Jiang Xueqin, un jeune enseignant chinois, aujourd’hui vice-directeur du Collège attaché à l’Université de Pékin - Beijing Daxue Fushu Zhongxue 北京大學附屬中學 -,mais ayant eu une solide expérience internationale comme attaché de presse aux Nations Unies, confirme cette analyse : « Les entreprises étrangères comme les Chinoises se plaignent de la qualité des diplômés issus des universités chinoises : ils sont incapables de travailler de manière indépendante, mais en même temps sont peu doués pour les relations sociales et souvent trop arrogants pour apprendre de nouvelles techniques ».

Il est cependant intéressant de noter que le même Jiang, prenant en compte les lourdes contraintes de la situation chinoise, accablée par le nombre, le manque de ressources financières, la culture des passes droits et la faiblesse de l’état de droit, s’est récemment exprimé pour défendre le « Gaokao », ce sésame vers l’université, presqu’uniquement fondé sur la capacité de mémorisation, et considéré par lui comme un moindre mal.

Son argumentation s’articule non seulement autour du manque de ressources financières, talon d’Achille de tous les projets sociaux ou éducatifs, mais également sur l’inégalité fondamentales entre les candidats issus des familles riches et les pauvres, entre ceux ayant baigné dans un univers cultivé et ceux qui en seront toujours privés.

Il dénonce aussi les passes droits qui s’expriment déjà aujourd’hui et dont les effets seraient encore plus injustes si les candidats issus des milieux défavorisés ne pouvaient pas se prévaloir de leur mémoire pour équilibrer les avantages financiers, culturels et sociaux dont bénéficient les enfants des « riches ».

Sa conclusion est marquée d’un solide réalisme et teintée de résignation : « Si après avoir supprimé le « Gaokao », on voulait instituer un système juste et équilibré, il est fort probable que les considérations de justice et d’égalité des chances, conduiraient à recréer un autre « Gaokao », assez proche de celui qui existe aujourd’hui, seule alternative viable.

Certes l’image des enfants apprenant par cœur et régurgitant mécaniquement ce qu’ils ont emmagasiné est décourageante.
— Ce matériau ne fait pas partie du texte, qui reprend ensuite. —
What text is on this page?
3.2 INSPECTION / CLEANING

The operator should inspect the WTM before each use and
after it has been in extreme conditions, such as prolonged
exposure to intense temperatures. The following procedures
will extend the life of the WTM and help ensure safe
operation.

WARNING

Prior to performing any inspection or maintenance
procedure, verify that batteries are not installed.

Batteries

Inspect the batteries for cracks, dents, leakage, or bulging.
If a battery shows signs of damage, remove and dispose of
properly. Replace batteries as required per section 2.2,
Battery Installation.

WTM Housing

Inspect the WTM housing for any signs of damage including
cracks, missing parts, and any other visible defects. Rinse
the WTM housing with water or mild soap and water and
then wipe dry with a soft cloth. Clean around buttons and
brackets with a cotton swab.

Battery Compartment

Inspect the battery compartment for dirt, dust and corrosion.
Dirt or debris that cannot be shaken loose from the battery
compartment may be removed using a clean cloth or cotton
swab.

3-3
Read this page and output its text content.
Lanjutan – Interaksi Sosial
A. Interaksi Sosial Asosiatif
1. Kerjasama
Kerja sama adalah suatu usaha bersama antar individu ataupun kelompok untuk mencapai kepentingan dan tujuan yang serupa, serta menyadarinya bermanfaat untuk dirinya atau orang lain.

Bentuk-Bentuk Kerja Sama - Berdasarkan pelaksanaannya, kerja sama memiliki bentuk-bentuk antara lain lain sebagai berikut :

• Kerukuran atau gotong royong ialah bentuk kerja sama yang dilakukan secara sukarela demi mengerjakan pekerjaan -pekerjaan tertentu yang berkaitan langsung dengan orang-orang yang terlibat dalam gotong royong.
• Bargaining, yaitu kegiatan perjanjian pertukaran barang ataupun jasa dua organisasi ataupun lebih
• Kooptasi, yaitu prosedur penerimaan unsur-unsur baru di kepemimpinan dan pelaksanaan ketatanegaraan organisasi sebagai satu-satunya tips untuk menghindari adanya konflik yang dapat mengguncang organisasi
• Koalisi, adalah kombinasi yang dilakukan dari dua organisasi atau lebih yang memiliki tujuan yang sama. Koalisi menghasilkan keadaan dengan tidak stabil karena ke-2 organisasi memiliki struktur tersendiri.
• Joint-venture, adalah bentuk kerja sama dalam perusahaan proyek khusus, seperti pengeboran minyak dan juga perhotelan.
Pour le reste de leurs jours, ils souffriront du manque d’initiative, d’imagination, et de jugement.

Mais la plupart des gens oublient que, dans l’absence totale de confiance qui entourerait une sélection basée sur un examen oral, ajoutée à la pauvreté générale des étudiants qui les prive des moyens de corrompre les examinateurs, le Gaokao, tel qu’il existe, reste pour le meilleur et pour le pire, la manière la plus juste et la plus humaine de redistribuer les faibles ressources dédiées à l’éducation ».